A SPAC is a shell company that goes public via IPO at a discounted cost and expedited process. The only asset of the shell company is cash. The SPAC management team (ideally experienced managers) raises the cash in the shell company from investors. The cash will be used to complete an acquisition of a private company. The new combined publicly traded entity is the private company’s operations plus the SPACs’ cash, a much simpler and less expensive process for the private company to go public, and the private company knows they will receive exactly the amount of cash in the SPAC.
There are three stakeholders in a SPAC: the experienced management team that invests a small amount of money and creates the SPAC shell company, the private company being acquired, and the investors who provide the majority of the cash. The incentives are as follows: the management team receives outsized ownership of the company relative to the money they invest; the private company gets certainty in the amount of funding received and easier access to the public markets than via IPO (not to mention an experienced management team to bounce questions off); and the investors who provide the cash are hoping that the management team they are putting their cash with will be able to earn returns larger than the investors could earn themselves.
Who wins?
Currently, the incentive structure is positioned to massively favor the management team. If you notice who is promoting the SPACs on TV, it is usually the management team. How favored is management? Here is an example: A SPAC is being raised by a company a handful of my clients are invested in; we’ll call it Company A. The terms of the SPAC are that Company A puts in $6.6 million to receive 20% ownership of a $230 million SPAC—20% of $230 million is $46 million. Company A puts in $6.6 million to receive $46 million as long as Company A completes an acquisition. Even if the company acquired by Company A is a total loser and drops in value by $150 million its first day of trading, Company A’s 20% share of the remaining $80 million is worth $16 million. Company A gains about $10 million, while investors in the SPAC lose $150 million. In addition, if the SPAC performs well, Company A gets to purchase more shares at an advantaged price which lessens investor gains. This is a typical structure for a SPAC; easy to see why SPACs are all of the rage now—easy to promote SPACs if all you have to do to become wealthy as a SPAC manager is complete acquisitions even if they incinerate investor money!
Who loses?
As an investor in a SPAC, you are effectively paying Company A (or whichever management team founds your SPAC) a very high fee to pick a company to invest in for you. Historically, paying high fees for investments has not been a rewarding strategy. At Abacus Planning Group, we focus on low-cost investments, and we go to great measures to understand the incentives of all stakeholders before making an investment.
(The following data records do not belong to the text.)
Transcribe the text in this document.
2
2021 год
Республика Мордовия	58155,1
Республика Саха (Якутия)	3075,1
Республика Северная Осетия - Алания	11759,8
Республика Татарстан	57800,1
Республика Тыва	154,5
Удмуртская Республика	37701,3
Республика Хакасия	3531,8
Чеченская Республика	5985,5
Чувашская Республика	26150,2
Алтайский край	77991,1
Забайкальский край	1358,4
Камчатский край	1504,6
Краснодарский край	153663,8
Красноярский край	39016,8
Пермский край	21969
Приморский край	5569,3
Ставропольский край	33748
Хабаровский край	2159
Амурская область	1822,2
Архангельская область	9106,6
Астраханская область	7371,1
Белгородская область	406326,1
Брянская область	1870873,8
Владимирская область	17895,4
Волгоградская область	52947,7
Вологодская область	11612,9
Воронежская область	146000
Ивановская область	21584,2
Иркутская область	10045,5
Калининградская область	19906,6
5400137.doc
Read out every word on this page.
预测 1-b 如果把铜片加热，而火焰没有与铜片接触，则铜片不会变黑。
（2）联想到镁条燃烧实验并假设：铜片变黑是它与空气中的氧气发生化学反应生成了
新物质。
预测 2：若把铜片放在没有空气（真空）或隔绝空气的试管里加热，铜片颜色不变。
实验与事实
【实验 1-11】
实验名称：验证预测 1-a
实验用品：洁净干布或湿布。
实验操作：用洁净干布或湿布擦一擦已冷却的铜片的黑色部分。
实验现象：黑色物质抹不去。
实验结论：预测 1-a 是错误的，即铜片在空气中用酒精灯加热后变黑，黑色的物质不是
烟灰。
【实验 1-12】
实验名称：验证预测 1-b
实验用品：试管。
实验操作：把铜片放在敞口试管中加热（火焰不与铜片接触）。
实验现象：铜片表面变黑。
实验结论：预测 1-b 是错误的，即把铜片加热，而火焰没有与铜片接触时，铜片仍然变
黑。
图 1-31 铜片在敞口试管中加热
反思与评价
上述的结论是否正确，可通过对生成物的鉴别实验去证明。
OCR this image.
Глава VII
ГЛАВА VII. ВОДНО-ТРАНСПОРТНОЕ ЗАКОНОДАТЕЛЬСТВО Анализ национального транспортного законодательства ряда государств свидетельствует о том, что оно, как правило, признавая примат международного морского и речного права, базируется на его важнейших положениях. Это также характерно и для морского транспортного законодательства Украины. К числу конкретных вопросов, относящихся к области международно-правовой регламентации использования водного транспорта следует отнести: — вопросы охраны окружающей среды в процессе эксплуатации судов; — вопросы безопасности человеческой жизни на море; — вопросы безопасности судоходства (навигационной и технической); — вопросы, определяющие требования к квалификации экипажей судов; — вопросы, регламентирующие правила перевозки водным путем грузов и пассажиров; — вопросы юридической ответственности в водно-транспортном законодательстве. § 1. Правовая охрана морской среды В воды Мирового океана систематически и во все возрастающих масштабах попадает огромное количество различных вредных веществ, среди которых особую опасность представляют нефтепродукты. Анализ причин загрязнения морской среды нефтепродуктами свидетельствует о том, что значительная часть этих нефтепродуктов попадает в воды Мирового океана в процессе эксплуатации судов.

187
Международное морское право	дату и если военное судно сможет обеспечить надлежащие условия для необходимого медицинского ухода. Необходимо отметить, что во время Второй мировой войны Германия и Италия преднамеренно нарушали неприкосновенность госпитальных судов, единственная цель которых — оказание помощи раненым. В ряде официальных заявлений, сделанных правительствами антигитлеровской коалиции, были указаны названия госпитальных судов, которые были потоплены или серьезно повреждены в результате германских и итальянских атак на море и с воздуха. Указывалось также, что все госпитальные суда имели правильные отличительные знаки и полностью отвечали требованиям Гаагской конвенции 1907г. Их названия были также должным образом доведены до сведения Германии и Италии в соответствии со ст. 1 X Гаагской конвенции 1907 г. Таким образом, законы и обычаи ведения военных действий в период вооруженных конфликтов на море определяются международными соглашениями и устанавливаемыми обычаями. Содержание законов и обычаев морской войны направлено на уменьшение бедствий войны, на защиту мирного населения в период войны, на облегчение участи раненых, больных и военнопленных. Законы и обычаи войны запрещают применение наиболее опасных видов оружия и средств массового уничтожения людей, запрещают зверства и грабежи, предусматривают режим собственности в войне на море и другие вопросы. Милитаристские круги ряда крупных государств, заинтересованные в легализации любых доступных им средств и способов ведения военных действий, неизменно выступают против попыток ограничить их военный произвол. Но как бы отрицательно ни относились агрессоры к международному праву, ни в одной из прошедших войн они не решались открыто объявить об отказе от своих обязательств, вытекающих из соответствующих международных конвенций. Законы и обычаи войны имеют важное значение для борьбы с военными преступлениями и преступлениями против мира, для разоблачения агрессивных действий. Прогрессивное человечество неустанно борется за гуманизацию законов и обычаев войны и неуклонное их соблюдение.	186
Incentives, more than opportunity, likely drive the SPAC popularity. It is not because a SPAC is going to magically offer amazing returns (unless you are a SPAC creator). The current structure incentivizes management to buy any company possible, good or bad.
While this article may sound critical, there is nothing obviously dubious about SPACs. If SPAC incentives become more balanced, SPACs could provide an effective alternative to the inefficient IPO process. However, as with any investment, earning outsized returns in SPACs is difficult and requires thorough research before anyone should consider an investment.